Uniform Partnership Act
The National Conference of Commissioners on Uniform State Laws has drafted a uniform set of laws designed to govern all partnerships in the United States. Uniform laws aim to facilitate business relationships across state borders; the Uniform Partnership Act of 1997 has been incorporated into the laws of many states. Otherwise, a state may have its own regulations.
Responsibilities and Liabilities
Unless the partnership agreement states otherwise, each partner takes responsibility for managing the business and can bind the other partners by signing legal documents in the partnership name. General partnership laws state that each partner is also equally responsible for all the debts of the partnership. This means that if the partnership owes money to another business that business can sue each of the partners individually for the full sum owed.

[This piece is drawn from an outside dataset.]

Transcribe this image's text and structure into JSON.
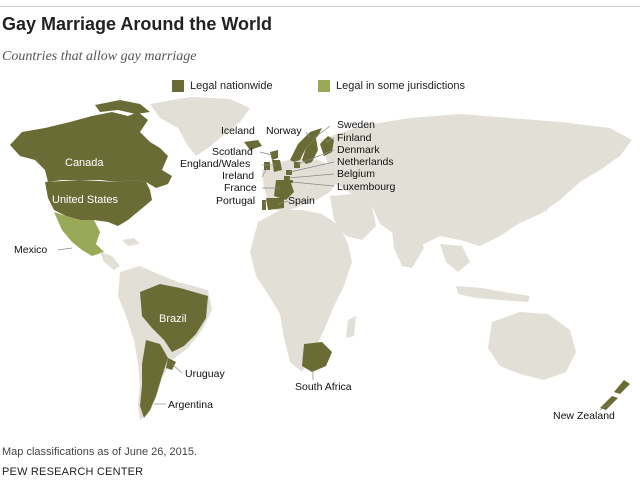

Most states require a partnership to register its business with the relevant authorities. If the partnership takes a name other than the names of the partners, it must also register the name with the secretary of state. No partnership may adopt a name that is already in use by or very similar to that of another business entity in the state.
Partners generally resolve disputes by calling a meeting and formally recording a vote. By default, each partner has an equal vote, but the partnership agreement may state that certain partners’ votes carry a greater weight than others, for example if they have contributed a greater sum to the business. If a dispute cannot be resolved by means of a vote, the partners always have the option of dissolving the partnership.
A partnership does not pay tax; instead, each partner pays tax on his share of the income generated by the business. The IRS requires each partnership to file an information return to list the income, profits and losses. Depending on the location of the business, a partnership may also have to file information returns with the relevant state tax authorities.